Estoy completamente de acuerdo en el hecho de que un comprador “almacena” puntos de venta en los que se sienta bien tratado y recomendará a un amigo ese establecimiento. Lo que habría que ver es mediante qué criterios un cliente valora esos establecimientos y en qué circunstancias. Por ejemplo: un cliente con conocimientos más que suficientes de un artículo (porque trabaje con esos productos, porque se haya informado antes) valorará el precio más que el trato de un vendedor, ya que conoce todo lo que ha de conocer y puede prescindir de la información que pudiera darle. Otros, en cambio, buscarán más esa información y no le importará que le cobren más por ello.

Estimado Alonso;

El posicionameinto que tiene una empresa no ha de decaer por no atender a su potencial o actual clientela conforme tiene previsto en su Plan de Empresa, y concretado en su misión, visión y valores.

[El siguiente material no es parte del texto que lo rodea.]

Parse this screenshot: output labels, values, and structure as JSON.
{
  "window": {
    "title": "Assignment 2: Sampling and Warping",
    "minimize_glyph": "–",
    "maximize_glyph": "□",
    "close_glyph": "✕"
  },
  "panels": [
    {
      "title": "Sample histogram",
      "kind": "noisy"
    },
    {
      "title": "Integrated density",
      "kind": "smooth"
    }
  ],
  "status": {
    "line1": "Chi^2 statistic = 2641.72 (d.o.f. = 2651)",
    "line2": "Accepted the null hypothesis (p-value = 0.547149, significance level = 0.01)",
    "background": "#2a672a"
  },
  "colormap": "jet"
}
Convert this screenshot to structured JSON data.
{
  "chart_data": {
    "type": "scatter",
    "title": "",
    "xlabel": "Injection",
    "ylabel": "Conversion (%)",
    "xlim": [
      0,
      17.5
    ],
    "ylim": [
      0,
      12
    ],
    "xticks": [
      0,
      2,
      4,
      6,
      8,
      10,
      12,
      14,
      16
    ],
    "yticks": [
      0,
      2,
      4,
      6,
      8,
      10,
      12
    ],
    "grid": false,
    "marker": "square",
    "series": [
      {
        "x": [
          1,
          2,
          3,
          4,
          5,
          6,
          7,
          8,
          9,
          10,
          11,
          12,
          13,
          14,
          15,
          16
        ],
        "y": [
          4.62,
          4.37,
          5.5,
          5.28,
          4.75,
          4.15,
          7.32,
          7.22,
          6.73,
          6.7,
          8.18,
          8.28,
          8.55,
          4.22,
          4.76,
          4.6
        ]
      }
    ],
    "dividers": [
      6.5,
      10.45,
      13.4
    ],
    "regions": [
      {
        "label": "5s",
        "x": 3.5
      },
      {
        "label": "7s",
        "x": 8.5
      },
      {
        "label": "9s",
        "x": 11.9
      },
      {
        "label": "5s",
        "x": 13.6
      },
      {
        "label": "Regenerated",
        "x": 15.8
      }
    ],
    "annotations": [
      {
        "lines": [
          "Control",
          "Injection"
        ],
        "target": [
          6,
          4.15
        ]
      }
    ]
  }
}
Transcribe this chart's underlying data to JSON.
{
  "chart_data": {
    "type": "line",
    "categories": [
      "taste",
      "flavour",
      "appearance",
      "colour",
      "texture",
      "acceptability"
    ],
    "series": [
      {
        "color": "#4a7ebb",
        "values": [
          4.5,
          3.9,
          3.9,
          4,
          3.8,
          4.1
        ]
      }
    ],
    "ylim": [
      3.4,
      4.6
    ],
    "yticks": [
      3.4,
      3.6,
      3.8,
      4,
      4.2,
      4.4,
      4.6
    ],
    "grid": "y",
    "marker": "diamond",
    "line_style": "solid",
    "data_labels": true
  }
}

Coincidimos en que las expectativas de unos a otros clientes varían, así como la valoración qaue hacen de lo que han percibido (de los aspectos cualitativos); si bien, las empresas han de valorar si aportan al cliente lo que está previsto y si ello es valorado por la clientela como una adecuada relación calidad-precio que les haga recomendar el establecimiento y, en su caso, recomendar el punto de venta a otros personas que conozcan.